Flinging the door, the detective climbed into the truck, which smelled strongly of lemons. The snow-covered windshield was an opaque swath of dull violet, but the rear glass was clear and allowed a view of the street.

Bettinger slid across the bench and opened the glove compartment, which contained a vehicle registration. Attached to this by a paper clip was a driver's license that had a picture of E.V.K.'s aquiline face. There was no chance that these documents were legitimate, but still, the detective pocketed them. It was possible that the forger was a local person who knew something about the killer or Sebastian or the other hired guns.

Bettinger slid his fingertips along the ceiling (which was made of plush black upholstery) and discovered the edge of a nearly invisible flap, which he then carefully opened. A silencer-equipped semiautomatic handgun like the one that had killed his son lay inside the hidden compartment. The detective removed the weapon and inspected the rest of the shallow enclosure, but found nothing else.

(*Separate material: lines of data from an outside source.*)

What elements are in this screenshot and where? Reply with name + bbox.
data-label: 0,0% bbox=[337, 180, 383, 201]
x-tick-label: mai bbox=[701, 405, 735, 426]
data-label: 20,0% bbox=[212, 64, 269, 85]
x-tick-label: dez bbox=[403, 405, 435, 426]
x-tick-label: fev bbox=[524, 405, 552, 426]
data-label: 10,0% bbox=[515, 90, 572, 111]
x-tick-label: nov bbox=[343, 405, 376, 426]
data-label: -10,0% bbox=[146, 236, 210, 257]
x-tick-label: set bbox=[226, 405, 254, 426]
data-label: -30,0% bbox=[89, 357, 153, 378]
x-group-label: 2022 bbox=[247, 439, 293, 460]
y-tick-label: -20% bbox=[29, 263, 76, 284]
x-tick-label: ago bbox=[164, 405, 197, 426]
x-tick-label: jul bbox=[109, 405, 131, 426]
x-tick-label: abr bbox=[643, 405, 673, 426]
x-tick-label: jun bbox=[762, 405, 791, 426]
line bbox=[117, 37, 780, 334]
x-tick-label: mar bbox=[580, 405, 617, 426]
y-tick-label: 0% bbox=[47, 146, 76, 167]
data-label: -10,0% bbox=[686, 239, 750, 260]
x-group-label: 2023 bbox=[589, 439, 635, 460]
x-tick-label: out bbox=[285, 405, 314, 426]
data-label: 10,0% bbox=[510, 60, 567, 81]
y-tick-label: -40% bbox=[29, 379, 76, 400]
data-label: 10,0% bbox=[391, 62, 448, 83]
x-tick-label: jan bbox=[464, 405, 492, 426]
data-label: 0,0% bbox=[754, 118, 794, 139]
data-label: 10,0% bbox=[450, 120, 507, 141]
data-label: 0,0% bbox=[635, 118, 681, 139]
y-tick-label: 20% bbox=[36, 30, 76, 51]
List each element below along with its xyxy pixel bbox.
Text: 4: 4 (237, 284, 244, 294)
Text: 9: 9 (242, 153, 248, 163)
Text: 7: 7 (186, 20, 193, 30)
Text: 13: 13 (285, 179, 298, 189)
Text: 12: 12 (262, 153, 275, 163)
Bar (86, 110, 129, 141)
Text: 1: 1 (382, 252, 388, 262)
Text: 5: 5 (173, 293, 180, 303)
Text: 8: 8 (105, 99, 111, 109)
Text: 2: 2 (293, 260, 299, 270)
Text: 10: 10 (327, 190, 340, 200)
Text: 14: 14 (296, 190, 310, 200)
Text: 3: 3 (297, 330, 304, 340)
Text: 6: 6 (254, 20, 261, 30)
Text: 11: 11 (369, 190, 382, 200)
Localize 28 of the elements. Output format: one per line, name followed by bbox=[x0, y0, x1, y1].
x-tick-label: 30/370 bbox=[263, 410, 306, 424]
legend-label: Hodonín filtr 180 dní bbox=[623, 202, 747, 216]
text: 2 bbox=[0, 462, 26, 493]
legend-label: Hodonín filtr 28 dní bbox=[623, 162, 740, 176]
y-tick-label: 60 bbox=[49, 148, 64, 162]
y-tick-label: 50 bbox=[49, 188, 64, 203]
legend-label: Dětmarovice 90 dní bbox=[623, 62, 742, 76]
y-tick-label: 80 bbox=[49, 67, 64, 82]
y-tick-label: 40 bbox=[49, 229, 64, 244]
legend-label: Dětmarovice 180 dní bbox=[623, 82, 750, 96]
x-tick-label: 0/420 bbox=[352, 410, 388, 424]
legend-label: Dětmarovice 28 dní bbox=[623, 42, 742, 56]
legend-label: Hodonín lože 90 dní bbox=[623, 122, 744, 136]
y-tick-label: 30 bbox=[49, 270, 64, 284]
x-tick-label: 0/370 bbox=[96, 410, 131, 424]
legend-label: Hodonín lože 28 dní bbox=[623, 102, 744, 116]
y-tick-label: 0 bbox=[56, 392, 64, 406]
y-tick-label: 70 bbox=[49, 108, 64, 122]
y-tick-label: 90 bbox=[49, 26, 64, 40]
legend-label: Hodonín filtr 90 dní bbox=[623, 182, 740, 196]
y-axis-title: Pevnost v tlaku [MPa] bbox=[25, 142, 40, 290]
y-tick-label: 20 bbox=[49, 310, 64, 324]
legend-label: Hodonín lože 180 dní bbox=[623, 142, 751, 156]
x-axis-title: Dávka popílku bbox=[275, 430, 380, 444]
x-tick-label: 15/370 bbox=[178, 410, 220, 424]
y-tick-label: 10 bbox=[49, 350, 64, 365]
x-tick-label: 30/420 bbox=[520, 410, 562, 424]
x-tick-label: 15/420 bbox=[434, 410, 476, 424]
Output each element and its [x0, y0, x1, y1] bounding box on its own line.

Frustrated, Bettinger snorted steam.

All of this stuff was useless.

The detective climbed out of the truck, looked at the bench seat, and dug his hands into its rear crevice as if he were fishing for lost quarters. His thumb landed upon a metal latch, and he pressed it down.

Something clicked.

Bettinger grabbed the bottom cushion and raised it like the top of a chest. Between the steel supports that held the seat in place was a hollow compartment that housed a red, white, and blue cooler.

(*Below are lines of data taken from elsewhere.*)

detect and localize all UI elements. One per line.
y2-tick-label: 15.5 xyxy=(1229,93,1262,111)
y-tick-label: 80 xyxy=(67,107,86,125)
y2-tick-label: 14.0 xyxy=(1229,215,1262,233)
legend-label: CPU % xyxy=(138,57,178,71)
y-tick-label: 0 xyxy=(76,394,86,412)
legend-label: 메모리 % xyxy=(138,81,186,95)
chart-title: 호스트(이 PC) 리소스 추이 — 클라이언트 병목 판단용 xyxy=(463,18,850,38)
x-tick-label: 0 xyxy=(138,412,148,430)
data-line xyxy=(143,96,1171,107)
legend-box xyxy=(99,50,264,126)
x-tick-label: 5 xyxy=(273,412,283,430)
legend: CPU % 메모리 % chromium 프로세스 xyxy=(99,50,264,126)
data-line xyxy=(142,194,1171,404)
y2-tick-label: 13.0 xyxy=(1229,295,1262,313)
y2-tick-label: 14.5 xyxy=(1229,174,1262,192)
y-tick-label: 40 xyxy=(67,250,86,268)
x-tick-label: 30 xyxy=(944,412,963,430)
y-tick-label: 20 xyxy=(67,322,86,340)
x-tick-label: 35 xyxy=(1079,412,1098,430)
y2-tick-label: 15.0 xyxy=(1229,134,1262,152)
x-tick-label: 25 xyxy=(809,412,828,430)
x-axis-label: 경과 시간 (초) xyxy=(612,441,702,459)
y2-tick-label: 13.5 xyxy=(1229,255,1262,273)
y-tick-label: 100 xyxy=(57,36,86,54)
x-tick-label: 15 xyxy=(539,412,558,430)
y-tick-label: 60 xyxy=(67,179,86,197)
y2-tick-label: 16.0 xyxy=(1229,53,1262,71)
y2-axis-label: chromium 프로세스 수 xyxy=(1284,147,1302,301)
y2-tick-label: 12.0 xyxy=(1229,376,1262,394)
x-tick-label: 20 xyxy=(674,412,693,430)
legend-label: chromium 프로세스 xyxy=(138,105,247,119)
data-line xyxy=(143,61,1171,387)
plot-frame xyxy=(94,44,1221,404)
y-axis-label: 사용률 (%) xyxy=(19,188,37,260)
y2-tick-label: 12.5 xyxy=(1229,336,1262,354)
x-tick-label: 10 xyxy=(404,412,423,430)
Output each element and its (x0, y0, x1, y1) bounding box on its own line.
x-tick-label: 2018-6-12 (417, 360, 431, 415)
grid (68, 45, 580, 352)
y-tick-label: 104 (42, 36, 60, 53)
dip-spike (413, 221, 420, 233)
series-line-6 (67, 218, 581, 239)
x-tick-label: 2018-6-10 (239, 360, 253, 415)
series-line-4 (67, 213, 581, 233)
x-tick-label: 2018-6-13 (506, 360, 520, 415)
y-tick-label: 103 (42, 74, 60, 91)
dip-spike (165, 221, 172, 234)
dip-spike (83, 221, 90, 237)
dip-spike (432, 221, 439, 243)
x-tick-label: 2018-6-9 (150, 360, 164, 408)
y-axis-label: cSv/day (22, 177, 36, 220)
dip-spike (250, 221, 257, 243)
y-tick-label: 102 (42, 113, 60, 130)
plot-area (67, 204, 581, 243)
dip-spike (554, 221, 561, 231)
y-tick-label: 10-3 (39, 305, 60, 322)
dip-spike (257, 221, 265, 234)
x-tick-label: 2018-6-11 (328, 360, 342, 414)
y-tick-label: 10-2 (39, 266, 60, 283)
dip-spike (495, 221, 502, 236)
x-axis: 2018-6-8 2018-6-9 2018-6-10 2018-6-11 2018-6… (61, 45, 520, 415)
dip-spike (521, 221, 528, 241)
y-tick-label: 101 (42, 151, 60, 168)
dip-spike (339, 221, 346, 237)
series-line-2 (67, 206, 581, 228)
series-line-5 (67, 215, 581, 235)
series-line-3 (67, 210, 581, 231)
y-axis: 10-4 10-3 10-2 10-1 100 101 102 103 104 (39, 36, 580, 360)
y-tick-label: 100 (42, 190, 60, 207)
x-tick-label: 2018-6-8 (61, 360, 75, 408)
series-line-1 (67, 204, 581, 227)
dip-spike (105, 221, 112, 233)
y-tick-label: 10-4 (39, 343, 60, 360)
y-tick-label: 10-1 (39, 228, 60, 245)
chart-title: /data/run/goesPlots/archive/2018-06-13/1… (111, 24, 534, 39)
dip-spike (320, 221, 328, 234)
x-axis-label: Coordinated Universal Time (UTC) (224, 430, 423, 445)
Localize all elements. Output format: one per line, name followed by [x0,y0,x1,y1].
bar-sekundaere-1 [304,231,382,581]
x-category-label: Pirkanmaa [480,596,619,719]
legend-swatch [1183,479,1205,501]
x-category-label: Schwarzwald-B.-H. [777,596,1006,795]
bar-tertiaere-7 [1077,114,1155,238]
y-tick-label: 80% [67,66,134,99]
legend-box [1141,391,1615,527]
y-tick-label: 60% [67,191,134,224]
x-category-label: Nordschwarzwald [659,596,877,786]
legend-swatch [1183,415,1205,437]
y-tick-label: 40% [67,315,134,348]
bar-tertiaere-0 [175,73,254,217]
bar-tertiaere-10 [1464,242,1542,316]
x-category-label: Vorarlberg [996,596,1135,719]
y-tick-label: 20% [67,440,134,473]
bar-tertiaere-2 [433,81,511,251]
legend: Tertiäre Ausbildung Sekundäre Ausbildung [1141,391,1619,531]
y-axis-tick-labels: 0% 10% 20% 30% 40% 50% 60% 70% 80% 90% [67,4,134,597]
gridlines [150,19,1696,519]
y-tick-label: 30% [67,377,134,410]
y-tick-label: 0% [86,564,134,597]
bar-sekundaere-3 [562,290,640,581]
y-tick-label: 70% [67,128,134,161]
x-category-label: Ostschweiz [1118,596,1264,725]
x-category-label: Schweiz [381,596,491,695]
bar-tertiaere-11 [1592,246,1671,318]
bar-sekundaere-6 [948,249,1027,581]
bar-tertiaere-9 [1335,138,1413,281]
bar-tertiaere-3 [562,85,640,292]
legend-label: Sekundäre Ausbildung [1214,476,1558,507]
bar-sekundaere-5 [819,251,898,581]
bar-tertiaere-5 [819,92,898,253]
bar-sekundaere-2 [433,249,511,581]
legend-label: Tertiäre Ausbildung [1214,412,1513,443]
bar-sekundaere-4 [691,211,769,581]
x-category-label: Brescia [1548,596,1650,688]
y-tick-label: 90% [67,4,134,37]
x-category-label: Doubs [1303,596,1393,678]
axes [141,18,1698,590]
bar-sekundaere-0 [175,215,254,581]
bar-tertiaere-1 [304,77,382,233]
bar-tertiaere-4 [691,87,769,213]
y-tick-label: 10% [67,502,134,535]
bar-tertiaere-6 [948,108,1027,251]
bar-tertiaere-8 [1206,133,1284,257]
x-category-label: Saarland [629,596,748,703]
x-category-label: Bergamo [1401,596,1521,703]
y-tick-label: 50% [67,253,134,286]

Ice rattled as the detective removed the heavy container from the nook. Straining, he lowered the seat cushion and set down his burden.

Bettinger lifted the lid, revealing a pool of ice and water that contained eight six-packs of beer. He dumped this collection of cold, frozen, and canned fluids onto the snow and quickly realized that the cooler weighed far too much for an empty piece of plastic.

Something had been hidden inside of it.

The detective put the container down, opened his utility knife, and stabbed an inner wall. Ghostly vapors leaked from the hole.

Bettinger held his breath, adjusted the angle of his blade, and applied more force. Plastic cracked, and a false bottom popped loose.

The detective discarded the partition and looked into the cooler. Chilled by the frigid emanations of dry ice were six plastic baggies. Each one contained a bloodstained police badge, a few spent cartridges, and a severed penis, though in one collection, there was no male member, but instead, two spotted opalescent masses that resembled oysters.